Freedom in all its Flawed Greatness

By: Pete Zubof
Sitting at my in-laws’ house this 4th of July weekend, we went the usual full twelve rounds of political conflict.  I, as the resident conservative, was able to take a contrary position on nearly every issue, including the entirely apolitical question “Is Disney World really the happiest place on earth?”  “No” was my answer, in case you were wondering.  We had these fierce political (and philosophical) conflicts in the traditional American manner, over burgers and beer.  In a microcosm, this ability to disagree dramatically and then hug it out in the end really represents what is great in America.  It is this freedom that we really celebrate on Independence Day.
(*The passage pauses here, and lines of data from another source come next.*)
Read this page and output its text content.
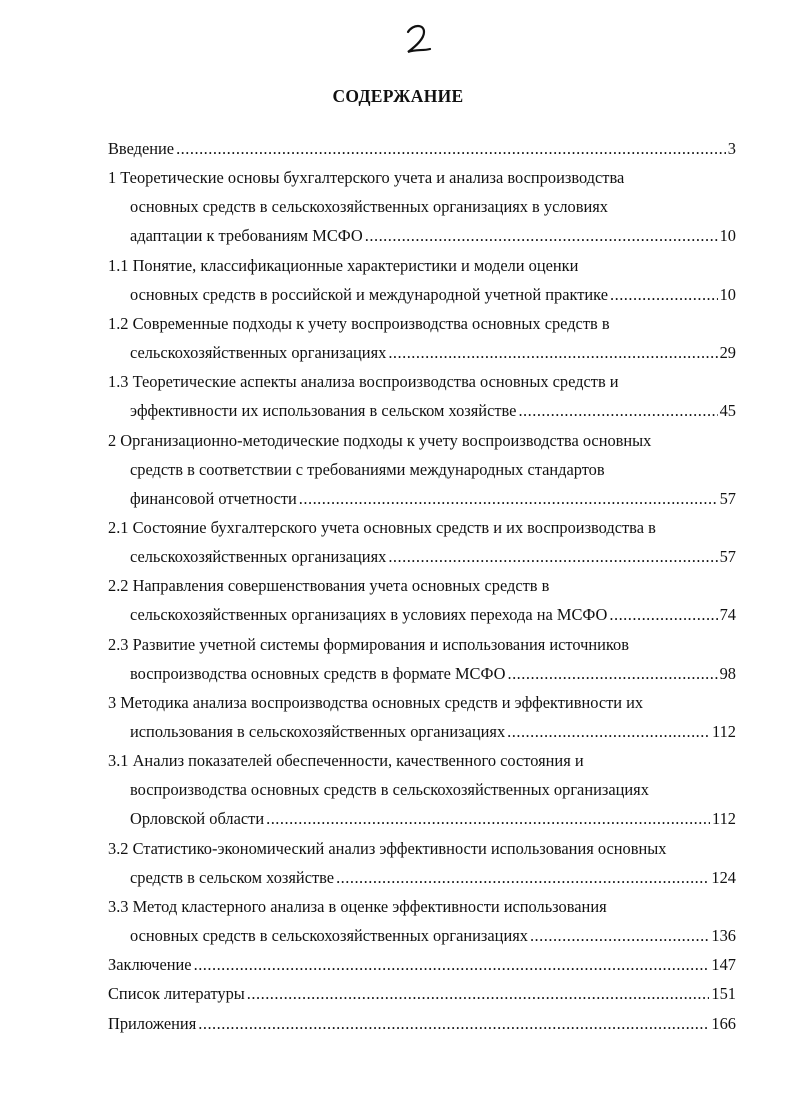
СОДЕРЖАНИЕ
Введение .....	3
1 Теоретические основы бухгалтерского учета и анализа воспроизводства
основных средств в сельскохозяйственных организациях в условиях
адаптации к требованиям МСФО .....	10
1.1 Понятие, классификационные характеристики и модели оценки
основных средств в российской и международной учетной практике .....	10
1.2 Современные подходы к учету воспроизводства основных средств в
сельскохозяйственных организациях .....	29
1.3 Теоретические аспекты анализа воспроизводства основных средств и
эффективности их использования в сельском хозяйстве .....	45
2 Организационно-методические подходы к учету воспроизводства основных
средств в соответствии с требованиями международных стандартов
финансовой отчетности .....	57
2.1 Состояние бухгалтерского учета основных средств и их воспроизводства в
сельскохозяйственных организациях .....	57
2.2 Направления совершенствования учета основных средств в
сельскохозяйственных организациях в условиях перехода на МСФО .....	74
2.3 Развитие учетной системы формирования и использования источников
воспроизводства основных средств в формате МСФО .....	98
3 Методика анализа воспроизводства основных средств и эффективности их
использования в сельскохозяйственных организациях .....	112
3.1 Анализ показателей обеспеченности, качественного состояния и
воспроизводства основных средств в сельскохозяйственных организациях
Орловской области .....	112
3.2 Статистико-экономический анализ эффективности использования основных
средств в сельском хозяйстве .....	124
3.3 Метод кластерного анализа в оценке эффективности использования
основных средств в сельскохозяйственных организациях .....	136
Заключение .....	147
Список литературы .....	151
Приложения .....	166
As we all know, there is certainly no lack of topics to take sides on with regards to American politics these days.  There are the old standbys, like abortion rights and Obamacare (or should it be called the Affordable Care Act…debate).  Then there are the new conflicts: Should drones be allowed to deliver pizza?  Is the word “Redskins” a racial slur?  For every point these days, it seems there is a counterpoint with no real sign of meeting in the middle.

Regardless of which side of the political spectrum you happen to live on, we can probably all agree, as Americans, that the past several years have been an exercise in frustration.  Political gridlock has become the norm, litigation has replaced negotiation, and overall satisfaction with our elected leaders has reached an all-time low.  Yet, despite these setbacks, something amazing happens in this country each and every day: Life goes on.

When times are good, we like to celebrate the genius of the political system that our founding fathers created.  Yet the true genius of our system may not really emerge until everything appears, on the surface, to be going wrong.  You see, despite a tepid economy and polarizing political rancor, the Constitution still works.  Its genius rests in its resiliency.  That resiliency is demonstrated daily based not on any specific or measurable event but on the lack thereof.

Despite our frustrations and annoyances, our challenges and disappointments, life for most Americans tends to go on relatively uninterrupted.  We wake up each morning and go about our business without fear of civil unrest or political coup.  This relative peace may seem inconsequential, yet consider that, since the year 1900, fewer than a dozen countries in the world have experienced no violent upheaval in their political system, which puts the United States in a relatively elite club.

So, in the grand scheme of things, life is pretty good on this 4th of July as it always is in America.  I fully expect that the government will stay intact long enough for me to make it to the next family debate session (on Rosh Hashanah; I’ll be talking to you then).  The President will leave office, like most Presidents do, after his term expires, and we will go on grumbling…but grumbling peacefully.

In the Navy, we have a saying, “A bitching sailor is a happy sailor.”  So it goes for all of us Americans.  If we have time to complain, to debate, and to argue, it’s because we live in one of the most stable societies in modern history.  The economy will turn around and some issues will be settled while new ones will arise, yet America will trundle on.  So in this Independence Day season, enjoy your summer BBQs, fierce family debates and all.  Celebrate the fact that the Constitution provides a deliberately vague, beautifully resilient framework that makes us unique, exceptional, and enduring.